Study participants were 1,411 college women, consisting of 37% whites, 22% Asian Americans, 21% African-Americans, 14% Hispanics, and 6% other ethnic/racial groups. The women ranged in age from eighteen to sixty years, with a median age of twenty-one (half were younger than twenty-one and half were older than twenty-one).
About one-quarter (26%) of the women reported at least one incident of childhood sexual abuse, 27% reported childhood physical abuse, and 54% reported one or more other traumatic experiences. The authors found no statistical difference in women who reported experiencing "a time when they could not remember" sexual abuse (14%) and physical abuse (11%). Compared to women who temporarily "forgot" having experienced other types of trauma (6%), those who reported sexual abuse and multiple traumas experienced temporary forgetting at much higher rates, 14% and 17%, respectively.
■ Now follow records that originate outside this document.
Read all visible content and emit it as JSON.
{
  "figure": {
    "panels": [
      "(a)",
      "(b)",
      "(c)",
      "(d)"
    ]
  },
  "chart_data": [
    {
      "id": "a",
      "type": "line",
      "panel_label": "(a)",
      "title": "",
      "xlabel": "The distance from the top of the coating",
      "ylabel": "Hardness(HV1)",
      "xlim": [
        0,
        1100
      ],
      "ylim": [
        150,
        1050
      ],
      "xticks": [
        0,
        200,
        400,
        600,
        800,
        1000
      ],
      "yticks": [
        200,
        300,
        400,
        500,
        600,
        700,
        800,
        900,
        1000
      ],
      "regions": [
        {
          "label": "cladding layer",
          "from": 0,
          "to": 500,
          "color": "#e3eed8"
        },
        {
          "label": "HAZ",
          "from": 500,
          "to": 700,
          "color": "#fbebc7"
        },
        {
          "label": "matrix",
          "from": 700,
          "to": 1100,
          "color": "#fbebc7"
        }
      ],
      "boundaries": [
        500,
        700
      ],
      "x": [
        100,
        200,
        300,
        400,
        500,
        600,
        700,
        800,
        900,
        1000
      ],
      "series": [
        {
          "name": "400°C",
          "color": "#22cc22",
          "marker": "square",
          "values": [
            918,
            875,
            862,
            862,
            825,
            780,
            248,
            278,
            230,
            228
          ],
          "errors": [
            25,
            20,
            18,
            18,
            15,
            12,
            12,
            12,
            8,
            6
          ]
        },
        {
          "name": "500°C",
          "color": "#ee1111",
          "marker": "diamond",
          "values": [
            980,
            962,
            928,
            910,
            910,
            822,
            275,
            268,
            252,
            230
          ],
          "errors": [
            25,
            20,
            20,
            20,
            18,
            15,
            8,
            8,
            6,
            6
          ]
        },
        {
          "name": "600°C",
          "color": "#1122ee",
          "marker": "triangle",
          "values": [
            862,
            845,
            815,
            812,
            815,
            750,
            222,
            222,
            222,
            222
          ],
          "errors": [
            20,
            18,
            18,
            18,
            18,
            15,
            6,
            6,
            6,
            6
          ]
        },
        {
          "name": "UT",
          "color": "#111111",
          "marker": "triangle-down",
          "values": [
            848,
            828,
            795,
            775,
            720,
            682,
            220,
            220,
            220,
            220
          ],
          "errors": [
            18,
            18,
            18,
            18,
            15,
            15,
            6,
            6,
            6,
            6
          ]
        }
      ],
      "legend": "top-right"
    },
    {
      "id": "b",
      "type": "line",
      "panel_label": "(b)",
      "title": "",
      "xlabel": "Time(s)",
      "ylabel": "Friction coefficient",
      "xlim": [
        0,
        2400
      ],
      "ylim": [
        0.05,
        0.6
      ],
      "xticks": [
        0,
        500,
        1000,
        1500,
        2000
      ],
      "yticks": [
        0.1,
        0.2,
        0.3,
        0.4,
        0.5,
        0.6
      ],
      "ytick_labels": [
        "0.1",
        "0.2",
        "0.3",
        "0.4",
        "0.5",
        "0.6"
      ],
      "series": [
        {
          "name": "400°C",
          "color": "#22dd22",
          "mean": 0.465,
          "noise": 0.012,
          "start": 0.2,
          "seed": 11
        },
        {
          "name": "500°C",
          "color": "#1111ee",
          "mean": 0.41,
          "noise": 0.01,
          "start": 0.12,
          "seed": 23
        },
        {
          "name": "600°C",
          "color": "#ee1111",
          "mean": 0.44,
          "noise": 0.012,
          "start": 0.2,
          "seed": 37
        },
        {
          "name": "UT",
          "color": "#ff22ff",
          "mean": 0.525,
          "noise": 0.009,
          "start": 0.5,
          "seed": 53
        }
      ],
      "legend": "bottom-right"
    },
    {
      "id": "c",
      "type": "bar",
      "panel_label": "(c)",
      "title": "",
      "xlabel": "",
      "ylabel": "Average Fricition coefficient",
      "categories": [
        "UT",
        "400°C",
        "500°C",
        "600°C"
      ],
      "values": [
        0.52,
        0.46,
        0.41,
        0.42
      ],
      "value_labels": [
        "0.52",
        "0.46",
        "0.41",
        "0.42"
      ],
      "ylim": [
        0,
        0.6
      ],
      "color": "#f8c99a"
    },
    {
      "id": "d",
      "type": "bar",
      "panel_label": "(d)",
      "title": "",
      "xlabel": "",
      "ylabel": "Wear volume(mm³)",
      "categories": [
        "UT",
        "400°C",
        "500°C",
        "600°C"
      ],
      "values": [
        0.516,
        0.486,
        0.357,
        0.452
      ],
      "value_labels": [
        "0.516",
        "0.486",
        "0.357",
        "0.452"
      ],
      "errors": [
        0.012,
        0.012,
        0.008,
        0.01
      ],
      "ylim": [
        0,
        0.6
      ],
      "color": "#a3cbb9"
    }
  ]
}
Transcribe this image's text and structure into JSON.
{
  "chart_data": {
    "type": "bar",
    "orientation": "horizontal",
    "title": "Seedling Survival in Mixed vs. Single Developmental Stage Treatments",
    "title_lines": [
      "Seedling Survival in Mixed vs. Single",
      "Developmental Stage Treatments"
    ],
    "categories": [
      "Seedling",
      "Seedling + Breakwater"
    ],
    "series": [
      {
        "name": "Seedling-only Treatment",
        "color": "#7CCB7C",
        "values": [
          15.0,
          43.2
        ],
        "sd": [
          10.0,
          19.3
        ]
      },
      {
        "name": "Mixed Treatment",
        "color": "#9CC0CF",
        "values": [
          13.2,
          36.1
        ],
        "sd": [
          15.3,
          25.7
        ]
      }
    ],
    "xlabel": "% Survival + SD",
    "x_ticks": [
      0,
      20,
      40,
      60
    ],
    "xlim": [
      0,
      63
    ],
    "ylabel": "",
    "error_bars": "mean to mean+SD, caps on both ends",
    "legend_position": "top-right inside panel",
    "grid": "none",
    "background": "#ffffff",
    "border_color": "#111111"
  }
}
A majority of participants attributed their temporary forgetting to mechanisms other than the "classic Freudian repression" (complete lack of conscious memories and forgetting these memories, followed by memory recovery of the abuse or trauma). These mechanisms included active cognitive avoidance (actively not thinking of abuse or trauma), retrieval failure (simple forgetting), and relabeling (looking at an experience in a different light "because its negative implications are less likely to be understood during childhood"). Epstein and Bottoms concluded that, when they counted only women who reported classic Freudian repression, just 4%, or two sexual abuse victims; 10%, or three physical abuse victims; and 11%, or four victims of other traumas, represented such repression. Nevertheless, the authors pointed out that they were not claiming that repression does not occur.